Im Waldkindergarten entsteht eine tiefe Verbundenheit zur Natur. In der Natur findet man viele Sinnbilder für die entscheidenden Fragen des Lebens: Der junge Sprössling, der mit der Zeit zum großen starken Baum heranwächst, im Herbst seine Blätter verliert und im Frühling neu erblüht. In der Natur gewinnen die Dankbarkeit und eigene Wünsche eine neue Bedeutung: Der Wunsch nach einem kühlen Plätzchen im heißen Sommer und die Dankbarkeit für die Erdbeerfrüchtchen am Boden, die lange Zeit zum Wachsen gebraucht haben.
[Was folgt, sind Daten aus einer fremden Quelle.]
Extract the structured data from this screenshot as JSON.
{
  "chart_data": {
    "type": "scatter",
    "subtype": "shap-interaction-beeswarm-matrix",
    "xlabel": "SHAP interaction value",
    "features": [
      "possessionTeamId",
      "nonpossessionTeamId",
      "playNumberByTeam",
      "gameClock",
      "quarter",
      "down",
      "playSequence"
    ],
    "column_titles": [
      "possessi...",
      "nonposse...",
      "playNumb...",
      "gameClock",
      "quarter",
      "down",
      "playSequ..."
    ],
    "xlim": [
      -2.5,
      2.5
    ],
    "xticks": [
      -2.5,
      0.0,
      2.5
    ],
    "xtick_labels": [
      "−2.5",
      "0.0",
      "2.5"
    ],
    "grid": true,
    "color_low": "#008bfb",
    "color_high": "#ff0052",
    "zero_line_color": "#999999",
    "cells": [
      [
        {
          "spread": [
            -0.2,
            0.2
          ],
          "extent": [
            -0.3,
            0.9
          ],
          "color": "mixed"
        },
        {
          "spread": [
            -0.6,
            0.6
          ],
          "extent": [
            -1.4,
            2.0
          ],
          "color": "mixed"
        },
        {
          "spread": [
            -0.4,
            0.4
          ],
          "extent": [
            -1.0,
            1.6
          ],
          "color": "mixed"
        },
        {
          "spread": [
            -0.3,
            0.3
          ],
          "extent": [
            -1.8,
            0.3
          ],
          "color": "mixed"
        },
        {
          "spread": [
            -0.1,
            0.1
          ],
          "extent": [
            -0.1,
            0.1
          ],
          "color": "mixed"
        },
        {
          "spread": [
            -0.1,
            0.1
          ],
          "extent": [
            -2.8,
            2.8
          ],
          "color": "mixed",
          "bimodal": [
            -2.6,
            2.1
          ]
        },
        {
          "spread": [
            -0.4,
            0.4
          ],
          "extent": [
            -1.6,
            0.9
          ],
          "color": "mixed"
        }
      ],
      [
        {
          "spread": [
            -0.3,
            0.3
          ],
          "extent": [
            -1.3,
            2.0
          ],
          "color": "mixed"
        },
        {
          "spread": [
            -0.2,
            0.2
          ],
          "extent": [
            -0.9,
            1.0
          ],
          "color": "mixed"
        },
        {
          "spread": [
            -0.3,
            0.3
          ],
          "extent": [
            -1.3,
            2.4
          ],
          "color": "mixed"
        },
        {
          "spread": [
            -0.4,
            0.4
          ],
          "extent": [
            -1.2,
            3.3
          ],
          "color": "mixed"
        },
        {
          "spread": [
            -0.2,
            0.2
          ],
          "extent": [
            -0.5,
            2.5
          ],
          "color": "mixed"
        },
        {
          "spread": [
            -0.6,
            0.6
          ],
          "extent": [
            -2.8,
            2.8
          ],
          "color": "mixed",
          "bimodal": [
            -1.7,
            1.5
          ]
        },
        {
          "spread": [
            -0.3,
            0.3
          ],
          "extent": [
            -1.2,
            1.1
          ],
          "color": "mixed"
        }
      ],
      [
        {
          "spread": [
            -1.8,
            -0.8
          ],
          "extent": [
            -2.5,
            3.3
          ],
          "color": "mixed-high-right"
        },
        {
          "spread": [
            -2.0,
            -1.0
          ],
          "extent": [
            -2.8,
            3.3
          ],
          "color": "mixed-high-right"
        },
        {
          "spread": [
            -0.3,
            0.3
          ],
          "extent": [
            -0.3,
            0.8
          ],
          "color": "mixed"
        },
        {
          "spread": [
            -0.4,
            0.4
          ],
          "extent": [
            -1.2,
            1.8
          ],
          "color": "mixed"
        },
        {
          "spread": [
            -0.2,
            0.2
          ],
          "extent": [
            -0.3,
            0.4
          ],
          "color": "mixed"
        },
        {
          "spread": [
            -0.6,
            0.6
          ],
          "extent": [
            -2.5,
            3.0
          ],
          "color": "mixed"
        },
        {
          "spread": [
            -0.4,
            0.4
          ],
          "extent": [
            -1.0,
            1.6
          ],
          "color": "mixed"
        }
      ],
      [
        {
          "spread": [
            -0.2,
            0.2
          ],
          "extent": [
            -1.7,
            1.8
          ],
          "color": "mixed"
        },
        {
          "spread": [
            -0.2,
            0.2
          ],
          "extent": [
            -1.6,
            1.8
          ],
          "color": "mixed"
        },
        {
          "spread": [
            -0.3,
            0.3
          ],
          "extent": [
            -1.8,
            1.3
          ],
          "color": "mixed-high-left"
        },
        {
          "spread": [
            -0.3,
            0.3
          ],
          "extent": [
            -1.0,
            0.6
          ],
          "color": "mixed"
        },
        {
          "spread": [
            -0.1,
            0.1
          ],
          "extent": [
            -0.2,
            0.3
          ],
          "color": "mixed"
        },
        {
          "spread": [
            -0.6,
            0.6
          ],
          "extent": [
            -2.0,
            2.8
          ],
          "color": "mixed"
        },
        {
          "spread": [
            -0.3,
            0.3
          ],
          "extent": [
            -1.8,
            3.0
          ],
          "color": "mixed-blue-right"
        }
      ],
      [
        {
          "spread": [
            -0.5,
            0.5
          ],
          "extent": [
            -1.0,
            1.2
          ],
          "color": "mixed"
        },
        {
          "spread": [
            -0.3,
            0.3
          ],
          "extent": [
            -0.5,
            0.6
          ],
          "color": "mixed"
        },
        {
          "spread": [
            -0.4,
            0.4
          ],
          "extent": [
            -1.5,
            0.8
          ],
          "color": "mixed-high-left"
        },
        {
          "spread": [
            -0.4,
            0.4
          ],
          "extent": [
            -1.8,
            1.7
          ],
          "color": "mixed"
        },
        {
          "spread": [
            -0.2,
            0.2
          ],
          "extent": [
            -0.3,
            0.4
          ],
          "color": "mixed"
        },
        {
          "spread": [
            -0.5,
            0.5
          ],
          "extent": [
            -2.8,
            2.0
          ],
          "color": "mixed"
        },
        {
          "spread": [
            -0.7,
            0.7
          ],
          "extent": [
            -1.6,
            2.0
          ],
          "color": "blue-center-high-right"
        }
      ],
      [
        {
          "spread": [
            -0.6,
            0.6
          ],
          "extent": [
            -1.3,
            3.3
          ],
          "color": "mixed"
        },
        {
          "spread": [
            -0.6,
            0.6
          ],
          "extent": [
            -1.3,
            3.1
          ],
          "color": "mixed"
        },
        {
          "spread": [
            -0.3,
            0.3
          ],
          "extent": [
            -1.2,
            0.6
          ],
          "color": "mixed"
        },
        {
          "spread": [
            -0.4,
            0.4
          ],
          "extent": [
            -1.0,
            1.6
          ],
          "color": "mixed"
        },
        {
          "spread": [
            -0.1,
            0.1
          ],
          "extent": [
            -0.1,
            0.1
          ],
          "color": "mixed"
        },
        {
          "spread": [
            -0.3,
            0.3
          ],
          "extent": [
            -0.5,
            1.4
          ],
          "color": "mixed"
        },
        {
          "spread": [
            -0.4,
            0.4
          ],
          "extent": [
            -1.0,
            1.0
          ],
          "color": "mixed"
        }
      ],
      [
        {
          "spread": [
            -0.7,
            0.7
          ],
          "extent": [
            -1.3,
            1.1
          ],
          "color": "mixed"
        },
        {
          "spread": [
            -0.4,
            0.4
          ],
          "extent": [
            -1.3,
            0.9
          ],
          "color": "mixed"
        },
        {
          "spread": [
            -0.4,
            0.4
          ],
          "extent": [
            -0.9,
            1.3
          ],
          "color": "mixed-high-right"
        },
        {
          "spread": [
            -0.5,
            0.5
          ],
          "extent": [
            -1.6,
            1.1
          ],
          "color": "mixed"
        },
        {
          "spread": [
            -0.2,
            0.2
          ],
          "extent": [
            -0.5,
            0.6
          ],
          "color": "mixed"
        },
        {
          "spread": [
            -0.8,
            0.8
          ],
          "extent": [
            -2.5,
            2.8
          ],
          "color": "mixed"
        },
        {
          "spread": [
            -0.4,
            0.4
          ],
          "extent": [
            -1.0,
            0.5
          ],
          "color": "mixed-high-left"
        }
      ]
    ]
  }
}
Die Kinder lernen die Natur und ihre Gaben wertzuschätzen. Gleichzeitig lernen sie, Verantwortung für sich aber auch ihre Umwelt zu übernehmen. Wer hautnah miterlebt, wie sich der Wald verändert und wie Menschen Einfluss darauf nehmen, kann auch besser abschätzen, was das menschliche Handeln bewirkt.

In der Natur ist die Gemeinschaft besonders wichtig. Man muss Rücksicht nehmen auf die Kinder, die noch nicht ganz so fit sind und öfter Pausen brauchen, man hilft einander, wenn man etwas baut oder ein Spiel spielen möchte. So eigenen sich die Kinder grundlegende soziale Kompetenzen wie Mitgefühl, Empathie und Hilfsbereitschaft an. Aus unserer Sicht, lernen die Kinder, was wirklich wichtig ist im Leben. Sie werden die Erfahrung machen, dass man wenig braucht, um ausgelassen und kreativ spielen zu können, womit man dem Konsumdenken entgegenwirken kann. Unterstützt wird dies durch die wenigen vorgefertigten Spielsachen.

 

Emotionalität, Soziale Beziehung und Konfliktlösung

Für die Integration in die Gesellschaft ist es notwendig, dass Kinder soziale und emotionale Kompetenzen erlernen. Dies kann nur im Miteinander mit anderen geschehen. Basis für den Erwerb dieser Fähigkeiten stellt eine tragfähige und positive Beziehung zu den Bezugspersonen, hier den Erziehern des Waldkindergartens, dar. Aufbauend auf dem Verständnis von Lernen soll dies im Waldkindergarten durch die Verinnerlichung und das Ausleben der Basisvariablen von Carl Rogers (Empathie, Kongruenz, Wertschätzung) sichergestellt werden. Dadurch entsteht ein Rahmen, in dem die Kinder offen, selbstständig und sicher Kontakt zu anderen knüpfen können. Im Waldkindergarten, in dem die Freiheiten und Möglichkeiten der Interakation vielfältig und frei sind, gewinnt die verlässliche Basis im Sinne der sozialen Rückversicherung zusätzlich an Bedeutung.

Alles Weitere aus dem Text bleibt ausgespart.